LONDON: Three supertankers transited the Strait of Hormuz on Saturday, shipping data showed, marking what appeared to be the first vessels to exit the Gulf since a US-Iran ceasefire and as high-stakes talks between Washington and Tehran got under way in Pakistan.
Shipping data from LSEG indicated that the Liberia-flagged Very Large Crude Carrier (VLCC) Serifos and China-flagged VLCCs Cospearl Lake and He Rong Hai entered and exited the “Hormuz Passage trial anchorage”.
Each vessel is capable of carrying around two million barrels of oil.

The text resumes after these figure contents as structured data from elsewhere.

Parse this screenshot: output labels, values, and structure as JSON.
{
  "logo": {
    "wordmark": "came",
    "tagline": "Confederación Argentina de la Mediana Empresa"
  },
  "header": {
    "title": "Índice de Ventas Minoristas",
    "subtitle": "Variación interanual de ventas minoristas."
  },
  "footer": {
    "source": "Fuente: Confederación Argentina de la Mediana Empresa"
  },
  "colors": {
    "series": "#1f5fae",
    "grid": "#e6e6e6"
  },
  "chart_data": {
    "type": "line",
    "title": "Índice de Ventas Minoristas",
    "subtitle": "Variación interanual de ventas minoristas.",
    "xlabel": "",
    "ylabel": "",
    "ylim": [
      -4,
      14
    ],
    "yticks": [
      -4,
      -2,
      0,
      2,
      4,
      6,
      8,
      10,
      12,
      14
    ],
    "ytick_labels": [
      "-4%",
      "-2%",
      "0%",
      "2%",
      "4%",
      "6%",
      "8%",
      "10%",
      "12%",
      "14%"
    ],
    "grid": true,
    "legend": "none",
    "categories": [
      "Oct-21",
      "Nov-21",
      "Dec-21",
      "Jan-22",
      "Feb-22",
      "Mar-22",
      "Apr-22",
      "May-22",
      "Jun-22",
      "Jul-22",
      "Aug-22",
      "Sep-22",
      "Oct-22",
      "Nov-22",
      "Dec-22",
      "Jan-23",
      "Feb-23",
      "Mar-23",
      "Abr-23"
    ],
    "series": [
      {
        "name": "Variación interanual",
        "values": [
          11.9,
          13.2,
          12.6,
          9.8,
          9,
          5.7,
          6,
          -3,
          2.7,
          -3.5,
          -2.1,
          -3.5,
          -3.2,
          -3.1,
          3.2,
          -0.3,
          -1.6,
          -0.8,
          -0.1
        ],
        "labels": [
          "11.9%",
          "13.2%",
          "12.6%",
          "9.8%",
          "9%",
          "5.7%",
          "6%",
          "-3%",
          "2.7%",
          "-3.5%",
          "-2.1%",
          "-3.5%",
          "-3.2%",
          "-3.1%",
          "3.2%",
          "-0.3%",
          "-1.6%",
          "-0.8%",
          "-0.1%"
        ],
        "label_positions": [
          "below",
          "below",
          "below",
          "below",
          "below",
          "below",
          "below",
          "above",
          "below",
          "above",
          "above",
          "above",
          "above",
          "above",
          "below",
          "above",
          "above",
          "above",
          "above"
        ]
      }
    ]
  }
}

Iran had effectively blocked the strategic waterway since the beginning of war on February 28, disrupting global energy supplies and driving oil prices sharply higher.
The Strait of Hormuz, a narrow shipping lane off Iran’s southern coast, handles around 20 percent of the world’s oil and liquefied natural gas shipments.
Its reopening was a key provision of the Pakistan-brokered ceasefire agreed earlier this week.
Data from LSEG and analytics firm Kpler showed that Serifos, carrying crude loaded in early March, is expected to arrive at Malaysia’s Malacca port on April 21.
Cospearl Lake and He Rong Hai vessels are chartered by Unipec, the trading arm of Chinese energy giant Sinopec, the LSEG data showed.
US-Iran talks underway in Islamabad
The movement of tankers coincided with the start of Pakistan-mediated talks between US and Iranian delegations in Islamabad.
Pakistan has urged both sides to “engage constructively” to end the conflict.
The US delegation is led by Vice President JD Vance, accompanied by senior officials including Middle East envoy Steve Witkoff and Trump’s advisor Jared Kushner.
Iran is represented by Parliament Speaker Mohammad Bagher Ghalibaf and Foreign Minister Abbas Araghchi, signalling high-level engagement from both sides.